Therapists do not set their rates based on greed. In fact, most therapists that I know feel guilt every single day because they believe they should be doing more for their clients. I wrestle with the thought daily of accepting insurance so that I can expand my services to people in need. (The reason for this is a whole ‘nother discussion topic!). Every provider I know is a caring, generous, kind and authentic person. They did not go into this field to get rich.
Like teachers and firemen, therapists genuinely want to help. But does that mean that they should be expected to do their jobs for free or at a sacrifice to self and home? Absolutely not. Yet many customers assume that the bleeding-heart mentality of a helping professional means that they should give you something for nothing – out of the love in their heart. Well, you ain’t payin’ for love. You are paying for a highly skilled and educated service.
I am a Master’s level therapist with a state license to practice. That required a huge investment on my end and I am drowning in student loan debt. Licensing requires yearly fees as does the thousands of dollars I pay for continued education and specialized training to keep my skills fresh or certifications valid.
While many therapists switched to strictly online sessions during the pandemic, I found that many clients wanted to get back to the face-to-face intimacy of individual work, so I maintain an office space. While I could save thousands of dollars a month in rent and utilities, I love my workspace and know how much my clients appreciate the safe, comfortable environment I have provided.

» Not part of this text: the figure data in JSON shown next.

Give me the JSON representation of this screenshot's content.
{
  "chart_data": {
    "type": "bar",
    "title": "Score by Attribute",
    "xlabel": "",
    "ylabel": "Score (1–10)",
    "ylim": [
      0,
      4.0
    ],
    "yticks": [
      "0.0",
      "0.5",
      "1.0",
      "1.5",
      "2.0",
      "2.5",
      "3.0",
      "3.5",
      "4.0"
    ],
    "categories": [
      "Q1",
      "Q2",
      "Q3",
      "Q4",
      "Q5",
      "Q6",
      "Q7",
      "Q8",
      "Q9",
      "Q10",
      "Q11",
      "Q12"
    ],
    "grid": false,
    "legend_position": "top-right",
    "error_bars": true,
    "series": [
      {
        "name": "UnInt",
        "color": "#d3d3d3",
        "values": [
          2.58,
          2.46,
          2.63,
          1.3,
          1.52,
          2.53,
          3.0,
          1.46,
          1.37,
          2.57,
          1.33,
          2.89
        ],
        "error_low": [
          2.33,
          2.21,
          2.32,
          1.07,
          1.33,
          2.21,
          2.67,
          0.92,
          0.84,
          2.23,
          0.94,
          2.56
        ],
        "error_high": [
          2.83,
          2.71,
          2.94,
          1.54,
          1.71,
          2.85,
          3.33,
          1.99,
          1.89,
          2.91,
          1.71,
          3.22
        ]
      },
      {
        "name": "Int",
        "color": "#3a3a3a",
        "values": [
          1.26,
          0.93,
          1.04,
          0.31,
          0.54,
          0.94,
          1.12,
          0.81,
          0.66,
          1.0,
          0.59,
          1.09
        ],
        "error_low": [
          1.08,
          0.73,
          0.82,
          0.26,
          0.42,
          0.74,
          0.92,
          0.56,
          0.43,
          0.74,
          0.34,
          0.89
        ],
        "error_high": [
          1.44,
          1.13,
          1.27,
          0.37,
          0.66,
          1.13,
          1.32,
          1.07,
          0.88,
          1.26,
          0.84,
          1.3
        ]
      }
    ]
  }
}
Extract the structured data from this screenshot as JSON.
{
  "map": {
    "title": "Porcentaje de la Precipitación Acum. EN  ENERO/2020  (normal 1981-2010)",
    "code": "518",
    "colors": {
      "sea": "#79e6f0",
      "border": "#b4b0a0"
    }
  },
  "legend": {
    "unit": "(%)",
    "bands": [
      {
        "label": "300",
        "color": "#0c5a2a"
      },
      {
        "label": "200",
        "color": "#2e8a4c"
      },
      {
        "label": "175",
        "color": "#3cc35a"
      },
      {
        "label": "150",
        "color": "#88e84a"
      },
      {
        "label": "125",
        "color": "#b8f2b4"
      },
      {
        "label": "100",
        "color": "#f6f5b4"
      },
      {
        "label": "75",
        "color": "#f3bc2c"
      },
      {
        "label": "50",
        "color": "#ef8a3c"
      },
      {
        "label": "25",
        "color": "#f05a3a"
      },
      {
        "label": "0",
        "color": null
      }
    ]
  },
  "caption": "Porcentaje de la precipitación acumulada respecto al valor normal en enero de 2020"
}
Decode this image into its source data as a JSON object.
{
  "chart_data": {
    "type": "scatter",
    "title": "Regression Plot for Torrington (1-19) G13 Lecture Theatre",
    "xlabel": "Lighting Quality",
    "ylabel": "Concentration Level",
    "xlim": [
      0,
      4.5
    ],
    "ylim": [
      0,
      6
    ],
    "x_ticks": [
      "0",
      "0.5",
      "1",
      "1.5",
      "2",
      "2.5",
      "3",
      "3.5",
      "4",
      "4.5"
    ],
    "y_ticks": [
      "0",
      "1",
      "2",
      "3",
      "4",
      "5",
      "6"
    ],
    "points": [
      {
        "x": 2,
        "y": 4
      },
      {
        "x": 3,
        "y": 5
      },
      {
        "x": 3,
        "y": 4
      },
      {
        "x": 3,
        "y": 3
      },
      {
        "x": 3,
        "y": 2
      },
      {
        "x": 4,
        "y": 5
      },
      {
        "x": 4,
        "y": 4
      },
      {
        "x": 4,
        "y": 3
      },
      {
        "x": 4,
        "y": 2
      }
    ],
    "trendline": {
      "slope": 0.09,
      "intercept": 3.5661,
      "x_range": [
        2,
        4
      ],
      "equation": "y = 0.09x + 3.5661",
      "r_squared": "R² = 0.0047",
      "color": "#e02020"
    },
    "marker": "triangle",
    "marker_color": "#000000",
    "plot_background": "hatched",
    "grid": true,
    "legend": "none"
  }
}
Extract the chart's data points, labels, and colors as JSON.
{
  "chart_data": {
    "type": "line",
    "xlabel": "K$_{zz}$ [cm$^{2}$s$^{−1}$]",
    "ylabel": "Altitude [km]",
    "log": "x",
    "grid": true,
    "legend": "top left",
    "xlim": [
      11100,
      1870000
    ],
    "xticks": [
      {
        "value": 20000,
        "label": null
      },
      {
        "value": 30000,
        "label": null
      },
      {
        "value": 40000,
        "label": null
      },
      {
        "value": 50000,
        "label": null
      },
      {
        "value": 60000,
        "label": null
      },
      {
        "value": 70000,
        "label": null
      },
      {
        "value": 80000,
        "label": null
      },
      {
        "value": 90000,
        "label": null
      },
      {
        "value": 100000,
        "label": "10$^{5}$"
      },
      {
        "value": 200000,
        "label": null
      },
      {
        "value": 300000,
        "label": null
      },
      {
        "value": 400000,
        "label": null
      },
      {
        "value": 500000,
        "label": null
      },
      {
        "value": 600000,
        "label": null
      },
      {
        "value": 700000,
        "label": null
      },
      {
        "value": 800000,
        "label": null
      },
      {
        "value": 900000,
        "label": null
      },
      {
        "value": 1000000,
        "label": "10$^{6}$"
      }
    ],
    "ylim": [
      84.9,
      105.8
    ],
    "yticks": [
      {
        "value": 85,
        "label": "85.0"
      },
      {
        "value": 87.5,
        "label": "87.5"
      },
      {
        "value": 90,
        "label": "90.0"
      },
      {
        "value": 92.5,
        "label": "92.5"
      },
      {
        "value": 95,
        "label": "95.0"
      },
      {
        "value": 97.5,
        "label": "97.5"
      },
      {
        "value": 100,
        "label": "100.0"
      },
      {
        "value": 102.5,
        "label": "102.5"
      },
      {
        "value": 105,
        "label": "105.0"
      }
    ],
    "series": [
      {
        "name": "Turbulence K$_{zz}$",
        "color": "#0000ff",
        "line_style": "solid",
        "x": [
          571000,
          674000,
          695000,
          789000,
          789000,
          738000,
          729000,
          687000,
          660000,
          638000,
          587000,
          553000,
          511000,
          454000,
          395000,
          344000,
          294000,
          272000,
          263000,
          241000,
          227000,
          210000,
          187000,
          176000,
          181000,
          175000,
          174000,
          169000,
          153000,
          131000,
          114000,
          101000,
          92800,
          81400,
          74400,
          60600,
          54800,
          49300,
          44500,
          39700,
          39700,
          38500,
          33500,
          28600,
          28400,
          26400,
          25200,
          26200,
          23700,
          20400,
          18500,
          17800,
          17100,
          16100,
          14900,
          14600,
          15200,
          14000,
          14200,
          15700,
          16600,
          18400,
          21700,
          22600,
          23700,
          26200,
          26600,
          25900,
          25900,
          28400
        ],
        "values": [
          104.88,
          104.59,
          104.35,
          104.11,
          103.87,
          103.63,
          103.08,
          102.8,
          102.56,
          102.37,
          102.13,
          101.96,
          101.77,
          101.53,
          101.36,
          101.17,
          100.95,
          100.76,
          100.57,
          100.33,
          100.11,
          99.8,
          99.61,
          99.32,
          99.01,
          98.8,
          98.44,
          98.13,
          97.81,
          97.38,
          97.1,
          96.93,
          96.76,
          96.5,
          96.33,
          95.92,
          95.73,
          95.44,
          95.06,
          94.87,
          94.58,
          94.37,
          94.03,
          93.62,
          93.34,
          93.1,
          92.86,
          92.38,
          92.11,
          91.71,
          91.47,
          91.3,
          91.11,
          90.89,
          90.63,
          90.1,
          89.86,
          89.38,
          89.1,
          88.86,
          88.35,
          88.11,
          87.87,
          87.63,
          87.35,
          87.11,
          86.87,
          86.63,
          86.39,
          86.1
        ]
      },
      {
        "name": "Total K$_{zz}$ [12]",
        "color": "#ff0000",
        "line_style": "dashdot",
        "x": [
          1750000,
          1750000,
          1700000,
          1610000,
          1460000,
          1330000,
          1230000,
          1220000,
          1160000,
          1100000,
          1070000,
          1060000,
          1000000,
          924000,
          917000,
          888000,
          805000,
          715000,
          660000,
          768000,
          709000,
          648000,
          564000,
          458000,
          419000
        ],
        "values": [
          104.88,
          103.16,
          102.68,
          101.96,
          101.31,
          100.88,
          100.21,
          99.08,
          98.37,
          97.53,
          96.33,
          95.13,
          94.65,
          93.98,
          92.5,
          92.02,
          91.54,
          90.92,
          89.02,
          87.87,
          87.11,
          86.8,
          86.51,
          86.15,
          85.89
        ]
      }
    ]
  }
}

The office utilities are typical, if not expensive, but it is the hidden utilities I did not bank on; HIPAA approved software for telehealth sessions, notetaking and payment processing (who also take a 3% fee for every payment I accept), along with the various insurances required for being in practice. I have to rent a PO box and pay for my website, domain name and various marketing costs. I also purchase books and tools and journals to dole out to my clients should they need an extra prompt between our sessions. It all adds up to a mighty high price tag for me – which means I have to earn a base amount to simply keep the lights on, so to speak.
You, my lovely clients, help me to keep those metaphorical lights on by agreeing to pay my required fee for service. I am grateful to you and like to think that it is reciprocal; you help me to feed my family and buy new shoes (moderately priced, of course), and you get the very best up-to-date and genuinely compassionate treatment that money can buy. It’s a win-win!
THE PRICE IS RIGHT
The takeaway is this:
When searching for a therapist or setting your own rates as a provider, remember my motto:
Good shoes aren’t cheap & cheap shoes aren’t good.